Clica para descargar el tiempo de Alemania 2007 (archivo .nc)

Clica para descargar el tiempo de Alemania 2008 (archivo .nc)

Clica para descargar el tiempo en Alemania 2009 (archivo .nc)

Clica para descargar el tiempo en Alemania 2010 (archivo .nc)

Clica para descargar el tiempo en Alemania 2011 (archivo .nc)

Análisis de encuestas

Para el capítulo sobre análisis de encuestas utilizamos datos ficticios de encuestas de mortalidad basados en las plantillas de encuestas de MSF OCA. Estos datos ficticios se generaron como parte del proyecto “R4Epis”.

Clica para descargar los datos de la encuesta ficticia (.xlsx)

Clica para descargar el diccionario de datos de la encuesta ficticia (.xlsx)

Clica para descargar los datos de la población de la encuesta ficticia (.xlsx)

Shiny

El capítulo sobre Dashboards con Shiny demuestra la construcción de una sencilla aplicación para mostrar datos sobre la malaria.

Para descargar los archivos R que producen la aplicación Shiny:

Puedes clicar aquí para descargar el archivo app.R que contiene tanto la interfaz de usuario como el código del servidor para la aplicación Shiny.

Puedes clicar aquí para descargar el archivo facility_count_data.rds que contiene datos sobre la malaria para la aplicación Shiny. Ten en cuenta que puede ser necesario almacenarlo dentro de una carpeta “data” para que las rutas de los archivos here() funcionen correctamente.

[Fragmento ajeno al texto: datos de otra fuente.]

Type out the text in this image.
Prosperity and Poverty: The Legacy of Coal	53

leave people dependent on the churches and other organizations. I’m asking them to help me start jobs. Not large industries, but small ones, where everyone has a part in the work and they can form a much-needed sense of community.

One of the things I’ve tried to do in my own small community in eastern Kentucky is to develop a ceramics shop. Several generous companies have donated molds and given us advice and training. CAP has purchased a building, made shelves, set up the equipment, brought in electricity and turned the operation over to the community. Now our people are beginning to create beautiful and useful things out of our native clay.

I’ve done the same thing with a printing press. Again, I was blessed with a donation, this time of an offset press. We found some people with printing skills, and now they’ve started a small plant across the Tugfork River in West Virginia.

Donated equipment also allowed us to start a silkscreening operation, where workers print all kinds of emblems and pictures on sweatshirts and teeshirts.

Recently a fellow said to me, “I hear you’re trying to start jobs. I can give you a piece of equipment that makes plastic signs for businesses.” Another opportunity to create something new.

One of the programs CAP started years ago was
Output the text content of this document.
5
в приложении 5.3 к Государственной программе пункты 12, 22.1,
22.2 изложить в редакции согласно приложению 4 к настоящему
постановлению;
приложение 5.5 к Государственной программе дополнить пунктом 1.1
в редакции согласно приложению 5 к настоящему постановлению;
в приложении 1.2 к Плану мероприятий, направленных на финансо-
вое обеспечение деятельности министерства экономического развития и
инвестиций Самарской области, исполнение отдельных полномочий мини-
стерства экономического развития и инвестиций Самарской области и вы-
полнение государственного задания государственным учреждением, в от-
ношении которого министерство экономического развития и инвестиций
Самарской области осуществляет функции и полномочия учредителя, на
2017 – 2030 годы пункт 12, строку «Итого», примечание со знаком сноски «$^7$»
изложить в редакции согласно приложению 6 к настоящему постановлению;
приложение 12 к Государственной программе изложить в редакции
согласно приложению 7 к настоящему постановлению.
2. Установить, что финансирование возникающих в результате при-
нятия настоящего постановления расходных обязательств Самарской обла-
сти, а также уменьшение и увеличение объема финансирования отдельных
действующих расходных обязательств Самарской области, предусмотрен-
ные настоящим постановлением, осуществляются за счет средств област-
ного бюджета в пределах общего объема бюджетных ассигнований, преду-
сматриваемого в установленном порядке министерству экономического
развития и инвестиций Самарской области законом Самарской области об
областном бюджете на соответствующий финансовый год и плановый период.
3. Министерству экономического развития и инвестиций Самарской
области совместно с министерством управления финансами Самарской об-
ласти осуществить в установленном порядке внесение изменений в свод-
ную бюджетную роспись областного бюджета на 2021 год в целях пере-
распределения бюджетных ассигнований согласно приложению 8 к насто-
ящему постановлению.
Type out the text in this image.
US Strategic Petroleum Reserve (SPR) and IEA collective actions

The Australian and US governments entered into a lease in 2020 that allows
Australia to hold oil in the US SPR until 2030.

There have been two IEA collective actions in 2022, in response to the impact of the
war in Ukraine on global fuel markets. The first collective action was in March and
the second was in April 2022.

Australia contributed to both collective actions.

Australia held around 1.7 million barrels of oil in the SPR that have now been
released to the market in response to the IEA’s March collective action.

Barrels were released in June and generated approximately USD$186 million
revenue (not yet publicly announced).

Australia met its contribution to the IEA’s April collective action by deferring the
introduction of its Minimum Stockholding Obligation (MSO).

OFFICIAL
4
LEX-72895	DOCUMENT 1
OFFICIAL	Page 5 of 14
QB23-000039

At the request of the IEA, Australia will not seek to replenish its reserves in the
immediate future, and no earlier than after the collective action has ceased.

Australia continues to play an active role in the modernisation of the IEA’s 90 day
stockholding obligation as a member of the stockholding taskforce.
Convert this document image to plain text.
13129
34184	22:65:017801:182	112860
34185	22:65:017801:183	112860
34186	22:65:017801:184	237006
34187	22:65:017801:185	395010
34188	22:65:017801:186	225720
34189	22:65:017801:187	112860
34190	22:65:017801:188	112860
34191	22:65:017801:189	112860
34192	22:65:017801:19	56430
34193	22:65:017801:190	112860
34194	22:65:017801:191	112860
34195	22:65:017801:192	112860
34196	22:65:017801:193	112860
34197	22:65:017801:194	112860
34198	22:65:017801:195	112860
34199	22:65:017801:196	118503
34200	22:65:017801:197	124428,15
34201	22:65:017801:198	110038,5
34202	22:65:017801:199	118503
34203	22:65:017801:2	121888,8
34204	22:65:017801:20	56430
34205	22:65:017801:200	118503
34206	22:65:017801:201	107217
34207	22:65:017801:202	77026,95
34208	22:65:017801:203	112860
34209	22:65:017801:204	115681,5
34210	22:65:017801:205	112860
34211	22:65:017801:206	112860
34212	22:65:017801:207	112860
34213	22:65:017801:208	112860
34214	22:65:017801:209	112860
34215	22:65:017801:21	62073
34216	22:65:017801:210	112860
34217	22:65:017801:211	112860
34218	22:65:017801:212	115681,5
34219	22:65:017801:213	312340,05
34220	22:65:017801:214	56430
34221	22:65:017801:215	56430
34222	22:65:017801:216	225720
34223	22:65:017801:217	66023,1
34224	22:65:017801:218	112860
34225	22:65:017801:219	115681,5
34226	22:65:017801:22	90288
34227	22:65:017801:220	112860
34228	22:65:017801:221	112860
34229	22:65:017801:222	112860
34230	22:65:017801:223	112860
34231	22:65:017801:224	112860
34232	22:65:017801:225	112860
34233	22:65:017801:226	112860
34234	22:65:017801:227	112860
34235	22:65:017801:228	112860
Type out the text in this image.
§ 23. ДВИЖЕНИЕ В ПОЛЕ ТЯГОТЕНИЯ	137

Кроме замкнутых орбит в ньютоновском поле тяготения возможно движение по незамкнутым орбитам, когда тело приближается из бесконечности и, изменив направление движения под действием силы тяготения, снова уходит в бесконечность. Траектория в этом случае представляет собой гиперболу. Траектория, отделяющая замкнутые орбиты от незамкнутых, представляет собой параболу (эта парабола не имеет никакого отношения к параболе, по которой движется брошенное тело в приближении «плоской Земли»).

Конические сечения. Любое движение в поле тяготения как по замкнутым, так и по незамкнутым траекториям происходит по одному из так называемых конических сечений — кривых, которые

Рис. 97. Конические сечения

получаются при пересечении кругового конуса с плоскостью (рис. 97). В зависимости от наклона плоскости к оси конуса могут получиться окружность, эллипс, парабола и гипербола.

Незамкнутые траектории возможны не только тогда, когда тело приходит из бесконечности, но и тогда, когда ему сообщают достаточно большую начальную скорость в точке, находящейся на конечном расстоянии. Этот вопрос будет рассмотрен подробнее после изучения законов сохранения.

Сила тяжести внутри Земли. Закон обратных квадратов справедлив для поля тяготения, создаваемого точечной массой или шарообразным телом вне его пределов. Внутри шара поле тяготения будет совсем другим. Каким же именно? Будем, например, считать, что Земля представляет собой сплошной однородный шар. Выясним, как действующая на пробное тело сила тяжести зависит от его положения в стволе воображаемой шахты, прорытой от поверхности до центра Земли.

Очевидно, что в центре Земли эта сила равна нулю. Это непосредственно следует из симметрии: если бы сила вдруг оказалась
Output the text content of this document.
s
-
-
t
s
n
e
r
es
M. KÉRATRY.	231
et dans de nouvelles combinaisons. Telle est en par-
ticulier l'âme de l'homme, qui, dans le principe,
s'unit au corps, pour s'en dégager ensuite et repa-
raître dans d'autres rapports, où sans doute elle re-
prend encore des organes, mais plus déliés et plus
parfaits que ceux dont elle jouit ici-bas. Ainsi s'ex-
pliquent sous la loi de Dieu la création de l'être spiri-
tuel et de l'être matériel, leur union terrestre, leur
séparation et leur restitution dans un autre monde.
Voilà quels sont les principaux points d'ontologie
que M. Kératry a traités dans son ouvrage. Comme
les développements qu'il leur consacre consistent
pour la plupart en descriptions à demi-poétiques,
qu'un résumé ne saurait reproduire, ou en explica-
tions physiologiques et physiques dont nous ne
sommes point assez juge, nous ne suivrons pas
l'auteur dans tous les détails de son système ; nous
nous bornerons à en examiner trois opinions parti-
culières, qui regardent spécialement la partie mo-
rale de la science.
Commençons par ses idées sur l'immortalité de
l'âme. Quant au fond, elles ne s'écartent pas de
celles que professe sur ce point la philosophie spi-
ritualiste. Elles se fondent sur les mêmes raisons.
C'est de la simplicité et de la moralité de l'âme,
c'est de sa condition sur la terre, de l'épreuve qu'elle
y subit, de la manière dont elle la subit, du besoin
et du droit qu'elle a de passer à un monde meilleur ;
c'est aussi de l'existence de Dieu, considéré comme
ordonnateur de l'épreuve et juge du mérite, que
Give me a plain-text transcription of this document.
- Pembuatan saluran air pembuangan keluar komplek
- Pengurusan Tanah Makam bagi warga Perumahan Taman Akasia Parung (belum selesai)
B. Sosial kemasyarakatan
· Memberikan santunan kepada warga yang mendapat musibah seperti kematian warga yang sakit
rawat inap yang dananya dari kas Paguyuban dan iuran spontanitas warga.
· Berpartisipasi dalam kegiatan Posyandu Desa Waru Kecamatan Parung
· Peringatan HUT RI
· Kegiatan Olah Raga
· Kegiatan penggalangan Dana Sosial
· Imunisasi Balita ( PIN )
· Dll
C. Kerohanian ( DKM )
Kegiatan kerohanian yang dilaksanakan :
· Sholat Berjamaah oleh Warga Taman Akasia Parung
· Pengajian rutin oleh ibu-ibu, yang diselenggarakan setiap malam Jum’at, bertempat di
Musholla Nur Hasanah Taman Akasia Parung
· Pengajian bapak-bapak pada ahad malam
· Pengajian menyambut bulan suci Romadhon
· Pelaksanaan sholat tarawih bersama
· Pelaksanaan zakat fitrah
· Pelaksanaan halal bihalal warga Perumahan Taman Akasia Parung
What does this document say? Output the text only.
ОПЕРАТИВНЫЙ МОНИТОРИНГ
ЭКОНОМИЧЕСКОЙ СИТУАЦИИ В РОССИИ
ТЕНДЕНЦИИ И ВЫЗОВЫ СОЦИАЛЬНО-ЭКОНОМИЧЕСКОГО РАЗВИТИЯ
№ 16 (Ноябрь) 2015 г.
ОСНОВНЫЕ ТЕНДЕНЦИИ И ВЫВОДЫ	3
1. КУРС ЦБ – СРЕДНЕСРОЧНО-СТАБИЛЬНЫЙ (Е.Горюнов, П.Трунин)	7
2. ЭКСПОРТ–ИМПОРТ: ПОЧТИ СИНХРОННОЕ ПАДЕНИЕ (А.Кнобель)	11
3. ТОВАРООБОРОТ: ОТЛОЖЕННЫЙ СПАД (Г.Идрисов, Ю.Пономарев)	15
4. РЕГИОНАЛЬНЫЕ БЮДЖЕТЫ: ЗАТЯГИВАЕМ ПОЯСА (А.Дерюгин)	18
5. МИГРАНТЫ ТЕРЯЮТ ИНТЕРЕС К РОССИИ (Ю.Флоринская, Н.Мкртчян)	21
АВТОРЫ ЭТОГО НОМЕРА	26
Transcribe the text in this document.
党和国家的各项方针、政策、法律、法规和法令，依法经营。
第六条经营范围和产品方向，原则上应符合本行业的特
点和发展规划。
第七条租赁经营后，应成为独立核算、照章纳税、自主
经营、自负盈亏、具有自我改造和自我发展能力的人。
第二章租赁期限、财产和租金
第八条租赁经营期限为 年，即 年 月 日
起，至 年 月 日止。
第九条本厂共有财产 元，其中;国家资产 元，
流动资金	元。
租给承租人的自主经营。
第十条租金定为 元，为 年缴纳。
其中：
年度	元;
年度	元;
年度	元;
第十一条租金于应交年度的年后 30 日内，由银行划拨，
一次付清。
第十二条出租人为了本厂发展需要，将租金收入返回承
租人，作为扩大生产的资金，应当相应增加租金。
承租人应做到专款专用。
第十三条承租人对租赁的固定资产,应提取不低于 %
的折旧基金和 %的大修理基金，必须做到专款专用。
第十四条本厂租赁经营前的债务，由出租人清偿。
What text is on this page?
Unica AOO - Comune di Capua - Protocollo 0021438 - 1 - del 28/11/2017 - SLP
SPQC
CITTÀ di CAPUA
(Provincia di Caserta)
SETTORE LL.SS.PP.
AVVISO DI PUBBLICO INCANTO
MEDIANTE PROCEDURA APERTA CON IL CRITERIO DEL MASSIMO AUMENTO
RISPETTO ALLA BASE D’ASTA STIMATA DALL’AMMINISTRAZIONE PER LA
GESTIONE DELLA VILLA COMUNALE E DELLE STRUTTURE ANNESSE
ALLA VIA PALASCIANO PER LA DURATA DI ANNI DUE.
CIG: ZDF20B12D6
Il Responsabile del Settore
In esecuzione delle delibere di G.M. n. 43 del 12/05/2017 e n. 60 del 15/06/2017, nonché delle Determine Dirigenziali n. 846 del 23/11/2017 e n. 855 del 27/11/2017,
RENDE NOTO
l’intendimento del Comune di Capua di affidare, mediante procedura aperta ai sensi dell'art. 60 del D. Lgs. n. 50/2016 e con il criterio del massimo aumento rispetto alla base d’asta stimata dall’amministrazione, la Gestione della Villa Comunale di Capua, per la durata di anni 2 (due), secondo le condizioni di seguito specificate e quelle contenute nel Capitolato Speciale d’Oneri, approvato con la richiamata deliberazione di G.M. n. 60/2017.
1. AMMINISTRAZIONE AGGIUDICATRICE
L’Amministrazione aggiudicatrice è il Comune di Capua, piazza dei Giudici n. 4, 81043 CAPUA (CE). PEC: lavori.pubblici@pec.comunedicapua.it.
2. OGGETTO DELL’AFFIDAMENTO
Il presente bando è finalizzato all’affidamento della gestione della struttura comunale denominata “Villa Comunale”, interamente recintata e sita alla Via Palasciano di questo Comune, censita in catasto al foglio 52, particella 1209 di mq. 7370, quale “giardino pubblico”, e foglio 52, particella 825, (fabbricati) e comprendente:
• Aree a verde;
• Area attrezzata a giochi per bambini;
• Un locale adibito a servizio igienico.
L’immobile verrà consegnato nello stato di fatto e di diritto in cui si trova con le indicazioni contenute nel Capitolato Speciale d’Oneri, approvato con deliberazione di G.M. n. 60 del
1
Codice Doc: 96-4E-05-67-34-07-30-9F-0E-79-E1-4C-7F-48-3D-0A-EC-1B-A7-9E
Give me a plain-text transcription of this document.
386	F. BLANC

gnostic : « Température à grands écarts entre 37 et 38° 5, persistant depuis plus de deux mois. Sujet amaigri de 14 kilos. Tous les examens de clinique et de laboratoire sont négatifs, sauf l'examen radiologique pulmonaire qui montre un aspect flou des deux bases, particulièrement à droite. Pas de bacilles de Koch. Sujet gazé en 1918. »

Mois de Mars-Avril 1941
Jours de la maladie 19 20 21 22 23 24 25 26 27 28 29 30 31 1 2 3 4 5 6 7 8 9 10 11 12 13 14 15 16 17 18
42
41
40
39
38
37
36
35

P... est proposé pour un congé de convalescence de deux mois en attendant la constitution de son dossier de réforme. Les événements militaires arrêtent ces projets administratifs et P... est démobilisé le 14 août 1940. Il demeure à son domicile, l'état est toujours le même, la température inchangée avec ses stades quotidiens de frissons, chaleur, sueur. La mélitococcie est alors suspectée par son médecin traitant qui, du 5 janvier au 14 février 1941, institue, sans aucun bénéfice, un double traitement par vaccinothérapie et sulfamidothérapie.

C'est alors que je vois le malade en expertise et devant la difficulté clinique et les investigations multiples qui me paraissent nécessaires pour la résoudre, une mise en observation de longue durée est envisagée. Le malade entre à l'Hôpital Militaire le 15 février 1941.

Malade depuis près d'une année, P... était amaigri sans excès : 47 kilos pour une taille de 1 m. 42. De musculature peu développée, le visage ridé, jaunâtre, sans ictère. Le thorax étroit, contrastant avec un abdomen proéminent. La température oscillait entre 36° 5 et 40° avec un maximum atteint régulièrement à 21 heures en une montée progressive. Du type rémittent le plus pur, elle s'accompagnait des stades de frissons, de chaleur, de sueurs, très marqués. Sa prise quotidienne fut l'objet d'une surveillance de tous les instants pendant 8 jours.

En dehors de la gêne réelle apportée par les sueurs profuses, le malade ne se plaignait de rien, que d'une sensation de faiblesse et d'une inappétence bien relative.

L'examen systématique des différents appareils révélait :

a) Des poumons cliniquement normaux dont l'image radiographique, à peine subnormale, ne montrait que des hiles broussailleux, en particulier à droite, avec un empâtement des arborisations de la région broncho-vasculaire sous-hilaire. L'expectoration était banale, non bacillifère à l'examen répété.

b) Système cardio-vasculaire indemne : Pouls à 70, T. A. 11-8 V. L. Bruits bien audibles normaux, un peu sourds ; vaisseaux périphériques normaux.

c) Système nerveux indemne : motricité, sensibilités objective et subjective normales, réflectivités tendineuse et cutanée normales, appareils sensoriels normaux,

Puedes clicar aquí para descargar el archivo global.R que debe ejecutarse antes de que se abra la aplicación, como se explica en dicho capítulo.

Puedes clicar aquí para descargar el archivo plot_epicurve.R que es originado por global.R. Ten en cuenta que puede necesitar almacenarlo dentro de una carpeta “funcs” para que las rutas de los archivos here() funcionen correctamente.